Obviously Howard Brown is worth saving, but some of their staff and employees’ deplorable behavior is certainly not. We hope they manage to survive this, and I’m sure we can count on the Chicago community to get them through this rough time.
The care at Howard Brown is still world class, and world class care doesn’t come without world class problems. Lets not through the baby out with the bath water and eat our dead. Gay men tend to kill good things with gossip.
Lets solve this thing with creativity. AIDS is the villain that needs to be killed once and for all don’t let the actions of a few changes the lives of many.
Few were helping before Howard brown, and no one has this history they have in this fight. It has been a hard fight and many have fallen. Lets, be American and root for the underdog.

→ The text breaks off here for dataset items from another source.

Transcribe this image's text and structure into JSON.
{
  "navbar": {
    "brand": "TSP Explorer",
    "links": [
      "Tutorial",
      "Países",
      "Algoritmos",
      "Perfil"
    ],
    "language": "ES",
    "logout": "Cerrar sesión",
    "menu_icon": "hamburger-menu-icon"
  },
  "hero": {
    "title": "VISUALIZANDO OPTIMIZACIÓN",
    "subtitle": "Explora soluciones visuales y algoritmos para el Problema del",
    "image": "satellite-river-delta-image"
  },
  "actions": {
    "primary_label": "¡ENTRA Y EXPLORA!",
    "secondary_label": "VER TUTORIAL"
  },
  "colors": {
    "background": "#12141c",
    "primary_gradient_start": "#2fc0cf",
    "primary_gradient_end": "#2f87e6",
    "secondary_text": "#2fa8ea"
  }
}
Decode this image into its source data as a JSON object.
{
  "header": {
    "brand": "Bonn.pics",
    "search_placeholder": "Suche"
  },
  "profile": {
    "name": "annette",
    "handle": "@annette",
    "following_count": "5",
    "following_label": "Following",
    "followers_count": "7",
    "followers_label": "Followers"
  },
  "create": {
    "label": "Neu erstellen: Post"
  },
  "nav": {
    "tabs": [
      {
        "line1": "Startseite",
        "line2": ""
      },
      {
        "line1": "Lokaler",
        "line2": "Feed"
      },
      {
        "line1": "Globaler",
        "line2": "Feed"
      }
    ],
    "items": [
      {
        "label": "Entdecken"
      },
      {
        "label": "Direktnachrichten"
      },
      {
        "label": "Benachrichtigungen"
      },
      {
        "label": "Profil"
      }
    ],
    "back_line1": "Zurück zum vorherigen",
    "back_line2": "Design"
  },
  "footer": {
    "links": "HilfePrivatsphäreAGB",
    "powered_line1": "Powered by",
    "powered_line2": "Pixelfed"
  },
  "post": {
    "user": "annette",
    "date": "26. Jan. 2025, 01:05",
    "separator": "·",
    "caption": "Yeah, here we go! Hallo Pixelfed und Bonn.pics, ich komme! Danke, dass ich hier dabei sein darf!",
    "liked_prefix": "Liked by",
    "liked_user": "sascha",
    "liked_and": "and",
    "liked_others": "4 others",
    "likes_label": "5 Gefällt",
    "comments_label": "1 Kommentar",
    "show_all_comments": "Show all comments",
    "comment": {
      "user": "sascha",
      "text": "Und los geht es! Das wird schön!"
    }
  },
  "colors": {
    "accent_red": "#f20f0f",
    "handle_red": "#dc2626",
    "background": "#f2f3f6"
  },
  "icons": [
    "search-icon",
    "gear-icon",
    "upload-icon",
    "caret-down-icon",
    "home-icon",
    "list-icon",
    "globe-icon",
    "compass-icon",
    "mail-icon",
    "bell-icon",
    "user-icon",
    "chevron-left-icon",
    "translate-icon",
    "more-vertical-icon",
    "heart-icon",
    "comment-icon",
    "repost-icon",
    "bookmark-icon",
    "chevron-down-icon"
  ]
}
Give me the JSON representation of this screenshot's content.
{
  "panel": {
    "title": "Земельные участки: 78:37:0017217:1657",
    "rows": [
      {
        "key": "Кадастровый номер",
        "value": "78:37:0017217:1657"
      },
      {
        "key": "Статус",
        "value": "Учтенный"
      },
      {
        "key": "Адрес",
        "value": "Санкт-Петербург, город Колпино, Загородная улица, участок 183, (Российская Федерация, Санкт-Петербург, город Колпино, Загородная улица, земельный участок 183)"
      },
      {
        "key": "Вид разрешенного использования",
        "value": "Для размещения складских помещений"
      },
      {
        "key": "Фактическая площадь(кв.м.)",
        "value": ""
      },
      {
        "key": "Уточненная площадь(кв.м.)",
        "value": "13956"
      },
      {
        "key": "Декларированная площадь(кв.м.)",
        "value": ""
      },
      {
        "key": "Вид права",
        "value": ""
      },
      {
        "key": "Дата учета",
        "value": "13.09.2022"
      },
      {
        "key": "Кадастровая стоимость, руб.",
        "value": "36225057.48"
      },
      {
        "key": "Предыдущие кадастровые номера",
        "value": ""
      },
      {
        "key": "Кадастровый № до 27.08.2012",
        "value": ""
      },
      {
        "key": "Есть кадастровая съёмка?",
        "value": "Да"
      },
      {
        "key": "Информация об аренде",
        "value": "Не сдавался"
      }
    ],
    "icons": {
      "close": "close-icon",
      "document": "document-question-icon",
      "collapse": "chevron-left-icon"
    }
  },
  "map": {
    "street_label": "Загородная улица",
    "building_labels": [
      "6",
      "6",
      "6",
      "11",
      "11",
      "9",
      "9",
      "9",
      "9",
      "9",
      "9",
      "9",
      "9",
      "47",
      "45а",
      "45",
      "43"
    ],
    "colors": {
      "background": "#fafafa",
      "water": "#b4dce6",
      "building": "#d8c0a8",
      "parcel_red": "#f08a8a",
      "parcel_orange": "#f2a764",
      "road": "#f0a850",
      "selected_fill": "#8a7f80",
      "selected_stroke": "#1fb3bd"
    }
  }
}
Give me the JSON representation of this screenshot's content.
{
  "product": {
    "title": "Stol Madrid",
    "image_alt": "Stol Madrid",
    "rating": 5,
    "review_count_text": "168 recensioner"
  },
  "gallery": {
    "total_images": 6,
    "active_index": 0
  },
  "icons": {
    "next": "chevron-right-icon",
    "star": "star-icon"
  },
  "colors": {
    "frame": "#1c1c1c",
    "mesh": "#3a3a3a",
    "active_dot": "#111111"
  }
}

Remember, that every time Howard Brown has steeped up the level of care, they have faced new infection and the struggles that come with that. It has been a parlous fight, and no one can claim victory. We need to accept that the doctors case mangers and executives of Howard brown or on the front lines of a battle field and some may fall down. When people fall we need to guide them back up.
FYI – all Howard Brown, Brown Elephant, Triad, and Broadway Youth Center staff are required to have their primary care providers be Triad or Sheridan Rd. providers – all staff members, that is, who have the agency’s health insurance plan. We all use our health insurance at our agency to help fund all the uninsured clients.
I guess I have been under a rock for the last few weeks. I had no idea was was happening at HB. Thanks for keeping me informed. It would be a shame for all of Chicago if we were to loose HB.
I just want to know when the board is going to come out of hiding and accept responsibility. This kind of a mess is shameful. Yeah they changed management and from what I can see try threw him under the bus and made him a scapegoat. Why haven’t we heard anything from the board? When are they going to change. Hb always has scandals and they change leadership but never the board. There comes a point when you have to wonder who is really responsible. I am impressed by all this new management is doing to at least try to be open and transparent – even if not perfect, its much better than anything Ive seen in the last decade or so. I remember the days when you couldn’t even ask a question about hb without getting cut. Now at least the executives are talking as this shows. But I don’t see any board members talking or changing or doing anything except pointing fingers at everybody but themselves. This big mess couldn’t have just happened over night. How did they miss this one? Same way they missed the development director and execs selling meth out of the office, right? Last time I was there, some of the workers told me the board hasn’t real been around and that the staff is raising more money than they are. No surprise to me. I was at an event last year and the development guys told me the board gives less than then senior staff. I wanted to give some board members a piece of my mind then, but most of them weren’t even at the event. Not the gala and not the garden of even. If we are really to see a new Howard Brown, we need to see a new board – and A list organization deserves and A list board. Time to ditch the D list.
Right on. Time for a complete turnaround. New leadership all around.